The legislative assembly at Queen’s Park has passed a sweeping municipal accountability law that fundamentally reshapes the disciplinary powers governing local politicians across Ontario’s 444 municipalities. Under the final enactment of the Ontario Municipal Integrity Bill 2026, the provincial government is dismantling the historical legal protections that shielded municipal representatives from being stripped of their seats. The new legislation directly answers years of aggressive lobbying from local councils, legal experts, and gender-equity advocates demanding ironclad mechanisms to purge politicians who engage in workplace harassment, abuse of authority, or egregious ethical violations.
Municipal Affairs and Housing Minister Rob Flack confirmed that the ministry is fast-tracking the operational framework of the statute, aiming to have the uniform regulatory parameters fully active across the province prior to the high-volume municipal elections scheduled for this October.
The Three-Tiered Removal Mechanism
Historically, Ontario’s Municipal Act strictly prevented local councils from removing a democratically elected representative from office, leaving integrity commissioners with virtually toothless enforcement tools—such as a maximum 90-day salary suspension. The Ontario Municipal Integrity Bill 2026 completely rewrites this landscape by establishing a single, uniform provincial code of conduct backed by an absolute disqualification penalty.

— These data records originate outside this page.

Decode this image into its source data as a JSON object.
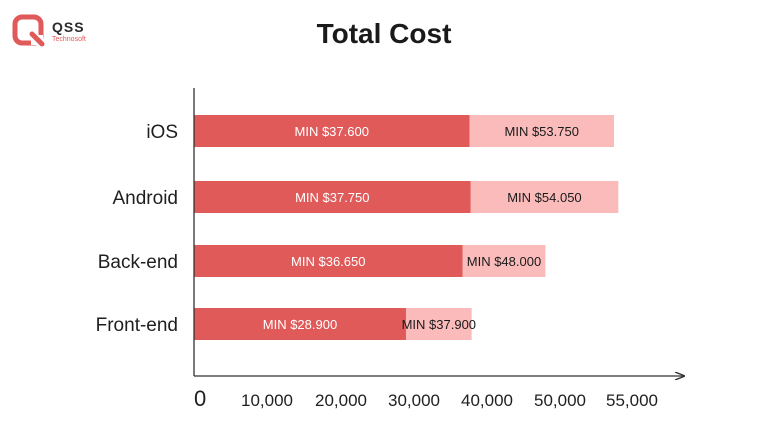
{
  "brand": {
    "name": "QSS",
    "sub": "Technosoft"
  },
  "colors": {
    "min": "#e05a5a",
    "max": "#fbbbbb",
    "axis": "#333333",
    "text": "#1f1f1f"
  },
  "chart_data": {
    "type": "bar",
    "orientation": "horizontal",
    "stacked": true,
    "title": "Total Cost",
    "categories": [
      "iOS",
      "Android",
      "Back-end",
      "Front-end"
    ],
    "series": [
      {
        "values": [
          37600,
          37750,
          36650,
          28900
        ],
        "labels": [
          "MIN $37.600",
          "MIN $37.750",
          "MIN $36.650",
          "MIN $28.900"
        ]
      },
      {
        "values": [
          53750,
          54050,
          48000,
          37900
        ],
        "labels": [
          "MIN $53.750",
          "MIN $54.050",
          "MIN $48.000",
          "MIN $37.900"
        ]
      }
    ],
    "xticks": [
      {
        "value": 0,
        "label": "0"
      },
      {
        "value": 10000,
        "label": "10,000"
      },
      {
        "value": 20000,
        "label": "20,000"
      },
      {
        "value": 30000,
        "label": "30,000"
      },
      {
        "value": 40000,
        "label": "40,000"
      },
      {
        "value": 50000,
        "label": "50,000"
      },
      {
        "value": 55000,
        "label": "55,000"
      }
    ],
    "grid": false,
    "legend": "none"
  }
}
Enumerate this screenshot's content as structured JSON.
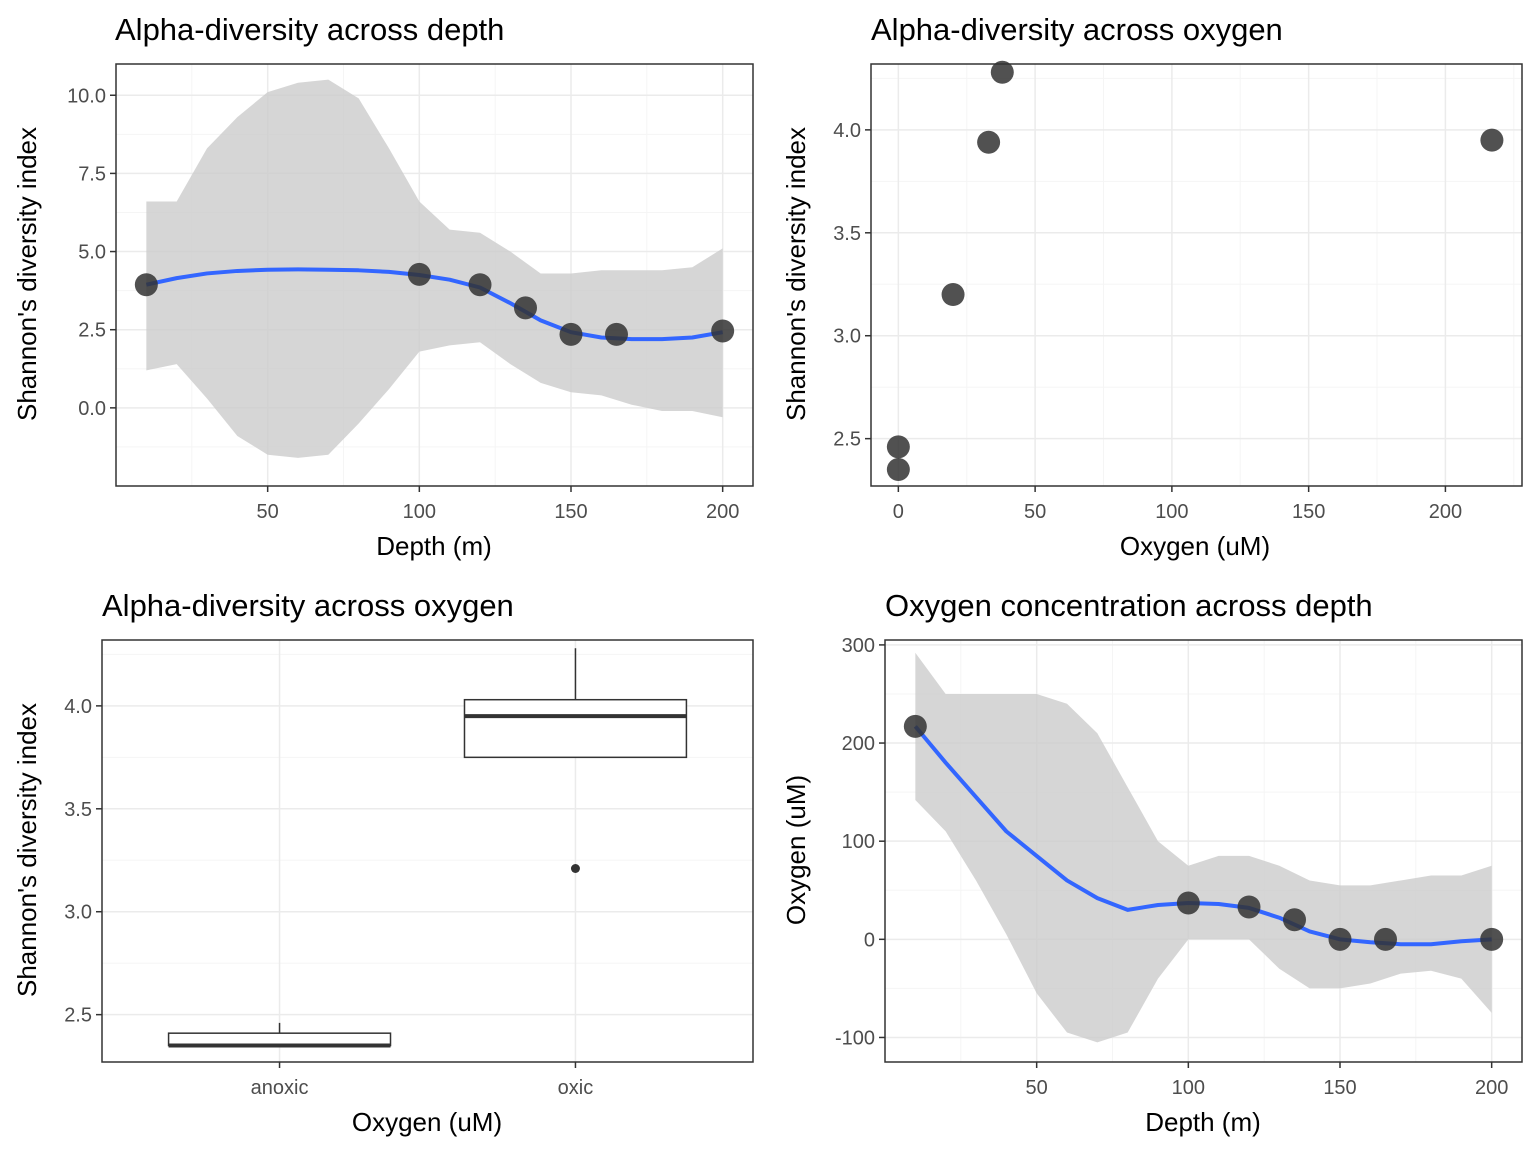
{
  "colors": {
    "background": "#ffffff",
    "panel_border": "#333333",
    "grid_major": "#ebebeb",
    "grid_minor": "#f5f5f5",
    "point": "#333333",
    "smooth_line": "#3366ff",
    "ribbon": "#cccccc",
    "tick_text": "#4d4d4d"
  },
  "chart_data": [
    {
      "type": "scatter",
      "title": "Alpha-diversity across depth",
      "xlabel": "Depth (m)",
      "ylabel": "Shannon's diversity index",
      "xlim": [
        0,
        210
      ],
      "ylim": [
        -2.5,
        11.0
      ],
      "xticks": [
        50,
        100,
        150,
        200
      ],
      "yticks": [
        0.0,
        2.5,
        5.0,
        7.5,
        10.0
      ],
      "ytick_labels": [
        "0.0",
        "2.5",
        "5.0",
        "7.5",
        "10.0"
      ],
      "grid": true,
      "points": [
        {
          "x": 10,
          "y": 3.94
        },
        {
          "x": 100,
          "y": 4.27
        },
        {
          "x": 120,
          "y": 3.94
        },
        {
          "x": 135,
          "y": 3.2
        },
        {
          "x": 150,
          "y": 2.35
        },
        {
          "x": 165,
          "y": 2.35
        },
        {
          "x": 200,
          "y": 2.46
        }
      ],
      "smooth": {
        "x": [
          10,
          20,
          30,
          40,
          50,
          60,
          70,
          80,
          90,
          100,
          110,
          120,
          130,
          140,
          150,
          160,
          170,
          180,
          190,
          200
        ],
        "y": [
          3.94,
          4.15,
          4.3,
          4.38,
          4.42,
          4.43,
          4.42,
          4.4,
          4.35,
          4.25,
          4.1,
          3.85,
          3.35,
          2.8,
          2.42,
          2.25,
          2.2,
          2.2,
          2.25,
          2.42
        ],
        "lower": [
          1.2,
          1.4,
          0.3,
          -0.9,
          -1.5,
          -1.6,
          -1.5,
          -0.5,
          0.6,
          1.8,
          2.0,
          2.1,
          1.4,
          0.8,
          0.5,
          0.4,
          0.1,
          -0.1,
          -0.1,
          -0.3
        ],
        "upper": [
          6.6,
          6.6,
          8.3,
          9.3,
          10.1,
          10.4,
          10.5,
          9.9,
          8.3,
          6.6,
          5.7,
          5.6,
          5.0,
          4.3,
          4.3,
          4.4,
          4.4,
          4.4,
          4.5,
          5.1
        ]
      }
    },
    {
      "type": "scatter",
      "title": "Alpha-diversity across oxygen",
      "xlabel": "Oxygen (uM)",
      "ylabel": "Shannon's diversity index",
      "xlim": [
        -10,
        228
      ],
      "ylim": [
        2.27,
        4.32
      ],
      "xticks": [
        0,
        50,
        100,
        150,
        200
      ],
      "yticks": [
        2.5,
        3.0,
        3.5,
        4.0
      ],
      "ytick_labels": [
        "2.5",
        "3.0",
        "3.5",
        "4.0"
      ],
      "grid": true,
      "points": [
        {
          "x": 0,
          "y": 2.35
        },
        {
          "x": 0,
          "y": 2.46
        },
        {
          "x": 20,
          "y": 3.2
        },
        {
          "x": 33,
          "y": 3.94
        },
        {
          "x": 38,
          "y": 4.28
        },
        {
          "x": 217,
          "y": 3.95
        }
      ]
    },
    {
      "type": "box",
      "title": "Alpha-diversity across oxygen",
      "xlabel": "Oxygen (uM)",
      "ylabel": "Shannon's diversity index",
      "categories": [
        "anoxic",
        "oxic"
      ],
      "ylim": [
        2.27,
        4.32
      ],
      "yticks": [
        2.5,
        3.0,
        3.5,
        4.0
      ],
      "ytick_labels": [
        "2.5",
        "3.0",
        "3.5",
        "4.0"
      ],
      "grid": true,
      "boxes": [
        {
          "category": "anoxic",
          "min": 2.35,
          "q1": 2.35,
          "median": 2.35,
          "q3": 2.41,
          "max": 2.46,
          "outliers": []
        },
        {
          "category": "oxic",
          "min": 3.75,
          "q1": 3.75,
          "median": 3.95,
          "q3": 4.03,
          "max": 4.28,
          "outliers": [
            3.21
          ]
        }
      ]
    },
    {
      "type": "scatter",
      "title": "Oxygen concentration across depth",
      "xlabel": "Depth (m)",
      "ylabel": "Oxygen  (uM)",
      "xlim": [
        0,
        210
      ],
      "ylim": [
        -125,
        305
      ],
      "xticks": [
        50,
        100,
        150,
        200
      ],
      "yticks": [
        -100,
        0,
        100,
        200,
        300
      ],
      "ytick_labels": [
        "-100",
        "0",
        "100",
        "200",
        "300"
      ],
      "grid": true,
      "points": [
        {
          "x": 10,
          "y": 217
        },
        {
          "x": 100,
          "y": 37
        },
        {
          "x": 120,
          "y": 33
        },
        {
          "x": 135,
          "y": 20
        },
        {
          "x": 150,
          "y": 0
        },
        {
          "x": 165,
          "y": 0
        },
        {
          "x": 200,
          "y": 0
        }
      ],
      "smooth": {
        "x": [
          10,
          20,
          30,
          40,
          50,
          60,
          70,
          80,
          90,
          100,
          110,
          120,
          130,
          140,
          150,
          160,
          170,
          180,
          190,
          200
        ],
        "y": [
          217,
          180,
          145,
          110,
          85,
          60,
          42,
          30,
          35,
          37,
          36,
          32,
          22,
          8,
          0,
          -3,
          -5,
          -5,
          -2,
          0
        ],
        "lower": [
          142,
          110,
          60,
          5,
          -55,
          -95,
          -105,
          -95,
          -40,
          0,
          0,
          0,
          -30,
          -50,
          -50,
          -45,
          -35,
          -32,
          -40,
          -75
        ],
        "upper": [
          292,
          250,
          250,
          250,
          250,
          240,
          210,
          155,
          100,
          75,
          85,
          85,
          75,
          60,
          55,
          55,
          60,
          65,
          65,
          75
        ]
      }
    }
  ]
}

To protect local democratic institutions from being weaponized for partisan warfare, the process for removing a sitting councillor features a rigorous, three-tiered bureaucratic check:
-
The Local Threshold: The independent municipal integrity commissioner must lead a formal investigation and explicitly recommend that the member’s seat be vacated due to severe code breaches.
-
The Provincial Check: The Ontario Integrity Commissioner must conduct an independent review of the local investigation files and formally agree with the recommended ouster.
-
The Council Vote: The local municipal council must hold a formal vote on the floor of chambers. Excluding the accused politician, the sitting councillors must achieve absolute unanimous agreement to legally vacate the seat and disqualify the member from running in subsequent election cycles.
Advocacy Feedback and Legislative Revisions
The passage of the bill has drawn widespread reactions from across the municipal landscape. Emily McIntosh, founder of the prominent advocacy coalition Women of Ontario Say No, hailed the passage of the law as an essential first step to building safe environments for women operating in local politics, noting it establishes a concrete shield against persistent workplace harassment.
Simultaneously, opposition lawmakers—including provincial Liberal MPP Stephen Blais, who spent years championing a private member’s bill seeking identical accountability targets—warned that the current framework’s reliance on 100 percent council unanimity might prove structurally impossible to achieve in deeply fractured local chambers. Blais argues that while the law represents a monumental shift, subsequent revisions should broaden the scope of intermediate disciplinary options available to local councils to manage problematic behavior before reaching the nuclear option of a total removal vote.
Lower-tier city clerks across the Durham Region—including administration teams in Oshawa, Whitby, and Pickering—are already adjusting their post-election orientation modules to absorb the incoming provincial codes, ensuring incoming 2026-2030 council terms operate in strict alignment with the newly elevated ethical guidelines.